Kirel cast his eyes to the ground in obedience to the fleetlord’s will. Another male came up to him and Atvar, one whose rather drab body paint made him seem out of place in such august company. “I greet you, Exalted Fleetlord, Superb Shiplord,” he said. His words were perfectly correct, his voice held the proper deference, and yet Atvar doubted his sincerity even so.

“I greet you, Drefsab,” the fleetlord returned, swinging one eye turret toward the intelligence operative. Drefsab’s motions were quick and jerky. With another male, that might have betrayed a ginger habit, but Drefsab had moved that way even before he became addicted to the Tosevite herb; he had a Big Ugly’s restlessness trapped in a body that belonged to the Race. Atvar said, “I presume you have come to report on the progress of your project in-what is the name of that Emperorless land?”

“Nezavisna Drzava Hrvatska-the Independent State of Croatia,” Drefsab answered. His clawed fingers twitched restlessly, a sure sign of disgust. “Do you know, Exalted Fleetlord, there are times when the Big Uglies are as easy to manipulate as hatchlings still wet from the juices of their eggs?”
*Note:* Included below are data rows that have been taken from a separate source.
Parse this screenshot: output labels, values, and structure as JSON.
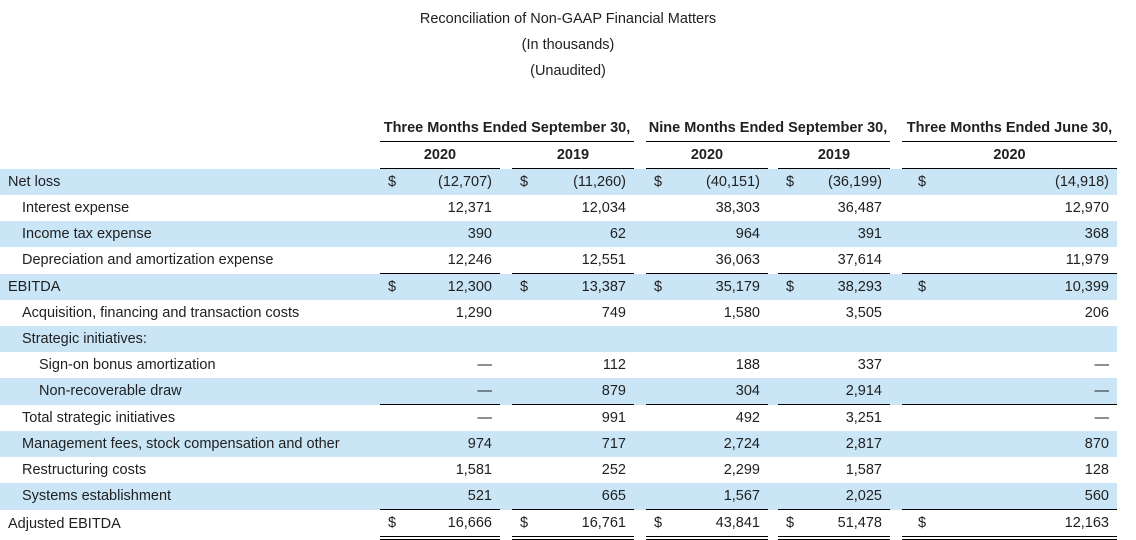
{
  "title": {
    "line1": "Reconciliation of Non-GAAP Financial Matters",
    "line2": "(In thousands)",
    "line3": "(Unaudited)"
  },
  "colors": {
    "row_highlight": "#c9e5f6",
    "text": "#212121",
    "rule": "#000000"
  },
  "table": {
    "column_groups": [
      {
        "label": "Three Months Ended September 30,",
        "years": [
          "2020",
          "2019"
        ]
      },
      {
        "label": "Nine Months Ended September 30,",
        "years": [
          "2020",
          "2019"
        ]
      },
      {
        "label": "Three Months Ended June 30,",
        "years": [
          "2020"
        ]
      }
    ],
    "rows": [
      {
        "label": "Net loss",
        "indent": 0,
        "highlight": true,
        "dollar": true,
        "border_top": false,
        "values": [
          "(12,707)",
          "(11,260)",
          "(40,151)",
          "(36,199)",
          "(14,918)"
        ]
      },
      {
        "label": "Interest expense",
        "indent": 1,
        "highlight": false,
        "dollar": false,
        "values": [
          "12,371",
          "12,034",
          "38,303",
          "36,487",
          "12,970"
        ]
      },
      {
        "label": "Income tax expense",
        "indent": 1,
        "highlight": true,
        "dollar": false,
        "values": [
          "390",
          "62",
          "964",
          "391",
          "368"
        ]
      },
      {
        "label": "Depreciation and amortization expense",
        "indent": 1,
        "highlight": false,
        "dollar": false,
        "values": [
          "12,246",
          "12,551",
          "36,063",
          "37,614",
          "11,979"
        ]
      },
      {
        "label": "EBITDA",
        "indent": 0,
        "highlight": true,
        "dollar": true,
        "border_top": true,
        "values": [
          "12,300",
          "13,387",
          "35,179",
          "38,293",
          "10,399"
        ]
      },
      {
        "label": "Acquisition, financing and transaction costs",
        "indent": 1,
        "highlight": false,
        "dollar": false,
        "values": [
          "1,290",
          "749",
          "1,580",
          "3,505",
          "206"
        ]
      },
      {
        "label": "Strategic initiatives:",
        "indent": 1,
        "highlight": true,
        "dollar": false,
        "values": [
          "",
          "",
          "",
          "",
          ""
        ]
      },
      {
        "label": "Sign-on bonus amortization",
        "indent": 2,
        "highlight": false,
        "dollar": false,
        "values": [
          "—",
          "112",
          "188",
          "337",
          "—"
        ]
      },
      {
        "label": "Non-recoverable draw",
        "indent": 2,
        "highlight": true,
        "dollar": false,
        "values": [
          "—",
          "879",
          "304",
          "2,914",
          "—"
        ]
      },
      {
        "label": "Total strategic initiatives",
        "indent": 1,
        "highlight": false,
        "dollar": false,
        "border_top": true,
        "values": [
          "—",
          "991",
          "492",
          "3,251",
          "—"
        ]
      },
      {
        "label": "Management fees, stock compensation and other",
        "indent": 1,
        "highlight": true,
        "dollar": false,
        "values": [
          "974",
          "717",
          "2,724",
          "2,817",
          "870"
        ]
      },
      {
        "label": "Restructuring costs",
        "indent": 1,
        "highlight": false,
        "dollar": false,
        "values": [
          "1,581",
          "252",
          "2,299",
          "1,587",
          "128"
        ]
      },
      {
        "label": "Systems establishment",
        "indent": 1,
        "highlight": true,
        "dollar": false,
        "values": [
          "521",
          "665",
          "1,567",
          "2,025",
          "560"
        ]
      },
      {
        "label": "Adjusted EBITDA",
        "indent": 0,
        "highlight": false,
        "dollar": true,
        "border_top": true,
        "border_bottom_double": true,
        "values": [
          "16,666",
          "16,761",
          "43,841",
          "51,478",
          "12,163"
        ]
      }
    ],
    "dollar_sign": "$"
  }
}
“I wish there were more such times,” Kirel observed.

“So do we all,” Atvar said. “How have you managed to manipulate the-Croats? — then?”

“They’re subordinates of the Deutsche, of course,” Drefsab said. “The Deutsche gained their support by giving them weapons and a free hand against their local enemies, which essentially means anyone who lives nearby and is not a Croat. All I had to do was promise more and better weapons and an even freer hand, and all at once they became most cooperative.”